No. 2 Bury Row, the street so called, John supposed, because of its proximity to the little churchyard that was adjacent to the church of All Saints, wasn’t one of the prettier houses, being the second in a row of terraced cottages not much more than twenty years old. Its owner lived at No. 1, and while wondering if this would be a disadvantage, he knocked on the door, met Mrs. Tremlett, and was shown over the four rooms and kitchen of the cottage she referred to as “next-door.”
He felt a mild embarrassment, a kind of guilt, at the lies he had to tell, even though
they were told in a good cause. He had been telling himself for a long time now that the end can never justify the means, and now he was discovering that adhering to this principle was not so simple as it sounded. Mrs. Tremlett was assuming that the larger of the two bedrooms would be shared by “Mr. and Mrs. Goodwin,” and he let her assume it. The other bedroom, she suggested, would become the “nursery” used by the child John had told her his “wife” expected at about Christmastime. There was no bathroom, but in the scullery beyond the kitchen, a strange innovation had to be explained to him. Under a wooden cover was a hip bath shaped like an armchair and fed by a cold tap. You heated water on the range, which, added to the cold contents of the bath, made sitting in it tolerable.
Better than nothing, John thought. The house had a garden full now of flowers, asters and dahlias and early Michaelmas daisies. He decided that he might enjoy gardening after he came home from school, though he had never tried doing any. An outdoor lavatory, clean and freshly whitewashed, adjoined a small toolshed. John said he would take the cottage and paid the first month’s rent, though Mrs. Tremlett requested payment by the week. Would it be all right for him to stay the night, this coming night? As far as she was concerned, Mrs. Tremlett said rather suspiciously, but where was his wife?
John was able—almost—to tell the truth. “With her parents in Bristol. I’ll be going back there tomorrow morning.”
He had intended to get himself a bed, if he could, in the inn called the Red Cow or else get the bus back to Exeter. This would be better. Would they feed him at the Red Cow?
Mrs. Tremlett assured him they would. Her brother, Mr. Lillicrap, was the landlord. Meanwhile, her momentary suspicions gone, she would make him a cup of tea and let him have a packet of tea and a jug of milk for the morning.

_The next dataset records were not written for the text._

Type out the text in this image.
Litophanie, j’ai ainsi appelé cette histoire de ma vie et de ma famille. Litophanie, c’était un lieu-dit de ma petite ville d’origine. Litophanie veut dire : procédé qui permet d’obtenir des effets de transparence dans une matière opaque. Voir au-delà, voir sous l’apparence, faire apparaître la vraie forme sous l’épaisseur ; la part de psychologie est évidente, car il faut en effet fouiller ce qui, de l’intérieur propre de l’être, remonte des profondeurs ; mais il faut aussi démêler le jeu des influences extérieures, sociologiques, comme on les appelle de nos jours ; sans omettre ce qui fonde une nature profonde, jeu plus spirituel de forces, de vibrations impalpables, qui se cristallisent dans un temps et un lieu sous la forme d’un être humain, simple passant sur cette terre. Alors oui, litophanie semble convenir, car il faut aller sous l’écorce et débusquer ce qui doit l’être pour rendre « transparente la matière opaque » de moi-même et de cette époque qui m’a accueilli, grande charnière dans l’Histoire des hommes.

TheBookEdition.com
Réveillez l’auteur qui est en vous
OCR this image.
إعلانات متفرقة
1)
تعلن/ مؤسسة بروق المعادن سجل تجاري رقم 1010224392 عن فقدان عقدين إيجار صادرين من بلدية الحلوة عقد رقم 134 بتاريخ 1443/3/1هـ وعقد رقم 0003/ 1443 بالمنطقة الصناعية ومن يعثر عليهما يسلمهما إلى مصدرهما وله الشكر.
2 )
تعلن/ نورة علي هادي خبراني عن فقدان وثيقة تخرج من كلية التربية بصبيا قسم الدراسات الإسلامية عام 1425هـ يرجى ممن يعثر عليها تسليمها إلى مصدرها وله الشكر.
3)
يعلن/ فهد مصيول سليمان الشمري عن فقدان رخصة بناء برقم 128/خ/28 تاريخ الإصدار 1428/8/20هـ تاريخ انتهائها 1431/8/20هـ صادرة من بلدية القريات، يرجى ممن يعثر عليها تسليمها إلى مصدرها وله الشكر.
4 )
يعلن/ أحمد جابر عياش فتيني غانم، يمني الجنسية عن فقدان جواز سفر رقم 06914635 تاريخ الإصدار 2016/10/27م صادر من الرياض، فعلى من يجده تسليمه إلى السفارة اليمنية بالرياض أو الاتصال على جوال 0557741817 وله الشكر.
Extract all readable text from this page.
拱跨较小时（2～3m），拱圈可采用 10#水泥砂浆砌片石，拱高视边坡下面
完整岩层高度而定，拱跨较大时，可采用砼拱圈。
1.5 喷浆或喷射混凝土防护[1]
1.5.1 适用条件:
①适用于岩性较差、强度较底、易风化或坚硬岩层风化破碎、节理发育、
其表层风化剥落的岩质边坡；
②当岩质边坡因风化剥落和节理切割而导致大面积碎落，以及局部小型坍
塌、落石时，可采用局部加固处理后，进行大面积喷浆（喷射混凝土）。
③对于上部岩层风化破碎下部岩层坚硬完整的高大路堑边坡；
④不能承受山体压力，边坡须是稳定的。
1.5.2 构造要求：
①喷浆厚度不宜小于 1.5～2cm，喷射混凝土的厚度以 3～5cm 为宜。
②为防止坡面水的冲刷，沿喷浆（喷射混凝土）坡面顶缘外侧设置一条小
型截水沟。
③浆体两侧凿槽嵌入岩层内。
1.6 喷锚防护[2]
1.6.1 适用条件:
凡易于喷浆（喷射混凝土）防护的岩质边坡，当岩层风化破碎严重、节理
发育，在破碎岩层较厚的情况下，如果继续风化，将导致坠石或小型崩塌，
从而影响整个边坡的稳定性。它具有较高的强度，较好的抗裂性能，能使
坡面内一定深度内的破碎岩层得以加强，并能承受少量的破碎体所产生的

The afternoon clouds departed, leaving a clear sky. It had been mild; now it became quite hot. John went for a walk, exploring the village, noting a shop and making his way into the church. Like all country churches, even on the hottest day, inside the silent nave it was cool and still. Along the pews, in front of every place, was a hassock embroidered in bright wools with the symbols of Christianity, a white fish on a blue ground, a yellow lamb on green, and many crosses of all colours. Two large vases of flowers, hollyhocks and daylilies, stood in front of the altar. John wondered if Maud would come here on Sunday mornings, or had she, like him, abandoned her faith? He remembered what she had said about not wanting to believe in God any longer and doubted if she would adhere to Methodism after her treatment by their parents.